On the other hand, if the company is turning a profit they would be entitled to an additional 15 per cent tax benefit on the research and development spend. Using the same example, on normal deductions of $200,000 the tax benefit would be $60,000, being 30 per cent of the deduction. With the tax benefit it would be $90,000, being 45 per cent of $200,000, giving an additional $30,000 in tax benefits.
A very important point to note is that the incentive works on a financial year basis. Meaning that a company can claim on their research and development expenditure for their past financial year’s operations.
The deadline for submission is 10 months after the company’s year-end. For companies with a year-end of June 2015, that deadline is fast approaching at the end of April this year.
The benefits of using the incentive can be game changing.
Fame and Partners, one of Australia’s up and coming fashion tech start-ups, is one good example on how the incentive can be a major benefit to companies like them.
Nyree Corby, the company’s founder, used the incentive for a number of years to keep the start-up cash flow positive. This also allowed her to concentrate on building the business value without having to raise capital too early. The good news is that Fame and Partners is now poised to be one of Australia’s next great tech companies.
But it’s important to note the incentive is not only for technology companies.
Any organisation that meets the definition of R & D according to AusIndustry may be eligible.
To simplify it, business owners throughout Australia should be asking themselves the following question: “Are we doing something in our industry that is different from the competition and new in the market?”
But does this initiative require some sort of development?
Some examples could be a beverage with a longer lasting shelf life, a new way of cleaning swimming pools, or perhaps a tool to assess the structural soundness of buildings. The list is endless.
So, if you are innovating in your business category you may be eligible.

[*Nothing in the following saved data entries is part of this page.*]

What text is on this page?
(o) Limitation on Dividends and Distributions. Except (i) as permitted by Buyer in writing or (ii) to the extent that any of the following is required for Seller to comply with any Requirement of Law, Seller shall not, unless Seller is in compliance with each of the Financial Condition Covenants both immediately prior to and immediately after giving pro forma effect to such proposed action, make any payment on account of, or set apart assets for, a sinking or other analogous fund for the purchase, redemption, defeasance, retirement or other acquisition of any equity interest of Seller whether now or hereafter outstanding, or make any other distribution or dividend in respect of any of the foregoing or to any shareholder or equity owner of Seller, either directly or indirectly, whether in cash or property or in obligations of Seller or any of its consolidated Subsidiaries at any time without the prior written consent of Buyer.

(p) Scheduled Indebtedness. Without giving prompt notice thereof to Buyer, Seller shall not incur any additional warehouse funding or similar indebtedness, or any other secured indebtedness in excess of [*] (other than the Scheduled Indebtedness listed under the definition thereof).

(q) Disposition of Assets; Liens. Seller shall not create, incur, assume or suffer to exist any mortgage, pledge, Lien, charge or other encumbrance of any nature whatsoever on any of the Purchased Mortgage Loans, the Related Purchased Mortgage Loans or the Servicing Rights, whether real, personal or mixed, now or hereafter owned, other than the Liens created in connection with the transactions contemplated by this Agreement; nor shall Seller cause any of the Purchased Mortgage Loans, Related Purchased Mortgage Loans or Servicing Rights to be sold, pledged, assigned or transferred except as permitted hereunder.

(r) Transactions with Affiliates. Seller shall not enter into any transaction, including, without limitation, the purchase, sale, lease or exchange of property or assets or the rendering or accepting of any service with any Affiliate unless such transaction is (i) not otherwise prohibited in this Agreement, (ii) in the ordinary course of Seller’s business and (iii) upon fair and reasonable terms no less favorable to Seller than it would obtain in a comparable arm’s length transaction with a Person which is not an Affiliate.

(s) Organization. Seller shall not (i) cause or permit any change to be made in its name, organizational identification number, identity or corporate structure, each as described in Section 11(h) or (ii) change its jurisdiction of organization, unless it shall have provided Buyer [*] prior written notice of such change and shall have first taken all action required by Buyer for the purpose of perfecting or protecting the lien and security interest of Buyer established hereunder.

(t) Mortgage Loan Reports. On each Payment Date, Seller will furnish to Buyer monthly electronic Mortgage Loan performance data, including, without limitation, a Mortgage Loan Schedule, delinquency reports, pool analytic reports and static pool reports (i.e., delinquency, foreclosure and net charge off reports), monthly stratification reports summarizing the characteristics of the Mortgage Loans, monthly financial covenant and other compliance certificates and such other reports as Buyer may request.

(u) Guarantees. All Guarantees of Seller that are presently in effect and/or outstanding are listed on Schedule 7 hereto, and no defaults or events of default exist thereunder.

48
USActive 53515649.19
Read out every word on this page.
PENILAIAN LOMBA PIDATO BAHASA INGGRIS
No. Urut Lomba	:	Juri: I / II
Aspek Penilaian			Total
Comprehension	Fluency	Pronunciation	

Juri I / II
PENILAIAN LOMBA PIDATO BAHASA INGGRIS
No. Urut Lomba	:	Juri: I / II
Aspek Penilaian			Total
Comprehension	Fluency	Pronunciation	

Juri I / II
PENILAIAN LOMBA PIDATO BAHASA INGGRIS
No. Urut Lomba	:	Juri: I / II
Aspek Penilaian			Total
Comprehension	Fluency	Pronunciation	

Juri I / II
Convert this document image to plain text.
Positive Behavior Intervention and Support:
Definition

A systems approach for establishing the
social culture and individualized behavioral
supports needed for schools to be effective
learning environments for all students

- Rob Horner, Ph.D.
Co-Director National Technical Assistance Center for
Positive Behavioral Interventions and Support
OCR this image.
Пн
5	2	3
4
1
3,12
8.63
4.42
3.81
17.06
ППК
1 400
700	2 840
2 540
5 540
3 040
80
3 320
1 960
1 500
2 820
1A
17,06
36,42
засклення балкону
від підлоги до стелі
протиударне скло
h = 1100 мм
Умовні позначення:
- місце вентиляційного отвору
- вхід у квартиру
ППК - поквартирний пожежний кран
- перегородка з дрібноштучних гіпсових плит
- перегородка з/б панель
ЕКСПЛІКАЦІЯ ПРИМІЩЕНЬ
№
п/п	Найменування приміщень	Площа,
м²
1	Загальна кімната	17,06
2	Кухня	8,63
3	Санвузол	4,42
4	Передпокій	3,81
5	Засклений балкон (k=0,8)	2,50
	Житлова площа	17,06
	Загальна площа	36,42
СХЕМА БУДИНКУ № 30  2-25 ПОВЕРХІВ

Here are some important points to note when considering a research and development tax incentive claim:
1. You should have valid reasoning for each and every figure being claimed. Don’t simply claim a standard percentage of all your deductions
2. Understand clearly which staff were really involved in the innovation, don’t convince yourself that more or less work was done
3. Don’t miss out on the smaller claimable items, they add up
4. When articulating the innovation be articulate — you are selling it to government
5. If this is a second year claim or onwards don’t simply copy and paste the previous year’s work. Find the new innovation that was done in that year
6. The programme is a self-assessment programme (it is part of the Tax Act), assess yourself honestly
7. Don’t miss the deadline, once missed that year’s claim has been lost
8. Don’t assume you aren’t eligible; there is a good chance you are
For small and medium enterprises, the theory is that the government is allowing you to use some of your tax losses today; rather than needing to wait until you are able to offset your tax losses against your tax profits in the future.
Australia tops the globe for loss making entities with the 45 per cent cash back benefit. But when it comes to profit making entities, Australia is also seriously up there as one of the front runners.
Lior Stein is a Director at Rimon Advisory and Rimon Investments.